The core task of the TidyLang Challenge is utterance-level Spoken Language Recognition (SLR) under controlled speaker-overlap conditions. Systems must predict the language of each utterance and/or score language verification trial pairs.
Submission: Participants must submit results for the closed-condition. The open-condition is optional.
Final evaluation (per condition) includes two tasks:
During validation (development phase), both an identification set and an enrollment-based verification set are provided so participants can evaluate both tasks locally. See the Evaluation Plan and Baseline Systems for protocols and trial formats.
The TidyLang Challenge consists of two phases:
Development Phase: This phase is conducted offline by participants. You use the provided training and validation datasets to develop, train, and tune your systems locally. You can experiment with different approaches and evaluate on the validation set without any online submission.
Evaluation Phase: This phase involves online ranking on the CodaBench website. The link to the challenge on CodaBench will be shared when the evaluation phase opens. At that time, the evaluation set and submission procedure will be announced. Rankings will be determined based on performance on the evaluation set, and participants can view their position on the leaderboard.
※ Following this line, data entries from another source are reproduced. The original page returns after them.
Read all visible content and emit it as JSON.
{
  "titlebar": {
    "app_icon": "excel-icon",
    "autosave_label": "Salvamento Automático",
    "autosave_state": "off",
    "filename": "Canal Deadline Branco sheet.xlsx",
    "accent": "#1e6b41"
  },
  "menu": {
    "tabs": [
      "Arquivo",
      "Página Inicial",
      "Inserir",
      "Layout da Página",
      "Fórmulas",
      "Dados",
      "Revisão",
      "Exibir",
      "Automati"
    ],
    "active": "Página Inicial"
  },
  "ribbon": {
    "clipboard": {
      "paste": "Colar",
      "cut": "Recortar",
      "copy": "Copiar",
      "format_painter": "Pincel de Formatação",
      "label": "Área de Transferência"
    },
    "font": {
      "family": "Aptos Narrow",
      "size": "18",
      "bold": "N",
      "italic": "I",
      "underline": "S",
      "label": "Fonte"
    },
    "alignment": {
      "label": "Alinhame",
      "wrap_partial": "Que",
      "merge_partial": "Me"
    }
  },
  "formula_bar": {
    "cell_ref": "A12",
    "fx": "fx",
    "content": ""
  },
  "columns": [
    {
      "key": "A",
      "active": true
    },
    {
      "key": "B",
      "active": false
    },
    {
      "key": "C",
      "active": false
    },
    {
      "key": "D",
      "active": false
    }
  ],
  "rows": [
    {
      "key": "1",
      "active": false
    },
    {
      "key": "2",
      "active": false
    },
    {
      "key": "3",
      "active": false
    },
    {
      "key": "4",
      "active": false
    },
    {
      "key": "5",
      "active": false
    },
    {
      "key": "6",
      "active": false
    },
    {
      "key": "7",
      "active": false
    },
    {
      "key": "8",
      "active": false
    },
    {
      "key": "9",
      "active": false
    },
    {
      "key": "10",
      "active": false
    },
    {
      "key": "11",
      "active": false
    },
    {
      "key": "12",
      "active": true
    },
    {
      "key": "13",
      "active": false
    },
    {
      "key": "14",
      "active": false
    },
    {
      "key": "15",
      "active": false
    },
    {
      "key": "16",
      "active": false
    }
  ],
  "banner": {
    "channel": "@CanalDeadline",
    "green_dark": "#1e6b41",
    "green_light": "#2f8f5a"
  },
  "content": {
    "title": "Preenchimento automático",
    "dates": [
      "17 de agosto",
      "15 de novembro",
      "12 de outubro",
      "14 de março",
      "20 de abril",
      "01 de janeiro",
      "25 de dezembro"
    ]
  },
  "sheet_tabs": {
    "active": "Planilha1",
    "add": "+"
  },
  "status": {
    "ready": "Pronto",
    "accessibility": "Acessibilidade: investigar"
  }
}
The TidyLang Challenge is built upon a curated data partition derived from the Mozilla Common Voice (MCV) corpus: Tidy-X. This dataset is specifically designed to emphasize language switching and contains multilingual speakers.
Important: The use of any other data from the MCV corpus is strictly forbidden. Only the official Tidy-X training and validation partitions may be used from MCV.
Training/validation splits: The training and validation portions used in this challenge are different from the original splits of the Tidyvox dataset. Participants must follow the official manifest provided in the baseline repository: training_manifest.txt.
| Dataset | # Spkr | # Lang | # Utt | Duration (h) | Domain |
|---|---|---|---|---|---|
| Tidy-X (Total) | 4,474 | 40 | 321,711 | 457 | Read |
| Tidy-X: Train | 3,666 | 40 | 262K | 370 | Read |
| Tidy-X: Valid | 808 | 40 | 60K | 87 | Read |
Details about the evaluation set (e.g., number of languages, speakers, or trials) are not disclosed before the evaluation phase. This ensures a fair and unbiased benchmark. We will release the evaluation data and the evaluation trial pair lists when the evaluation phase opens.
Strict restriction on Common Voice data: The only data permitted from the Mozilla Common Voice (MCV) dataset is the official Tidy-X training (and validation) partition. The use of any other data from the MCV corpus is strictly forbidden in both conditions.
Pre-trained models: Participants are free to use publicly available pre-trained/SSL models (e.g., XLS-R, Whisper, wav2vec2, HuBERT, WavLM). All pre-trained models must be explicitly declared in the system description paper.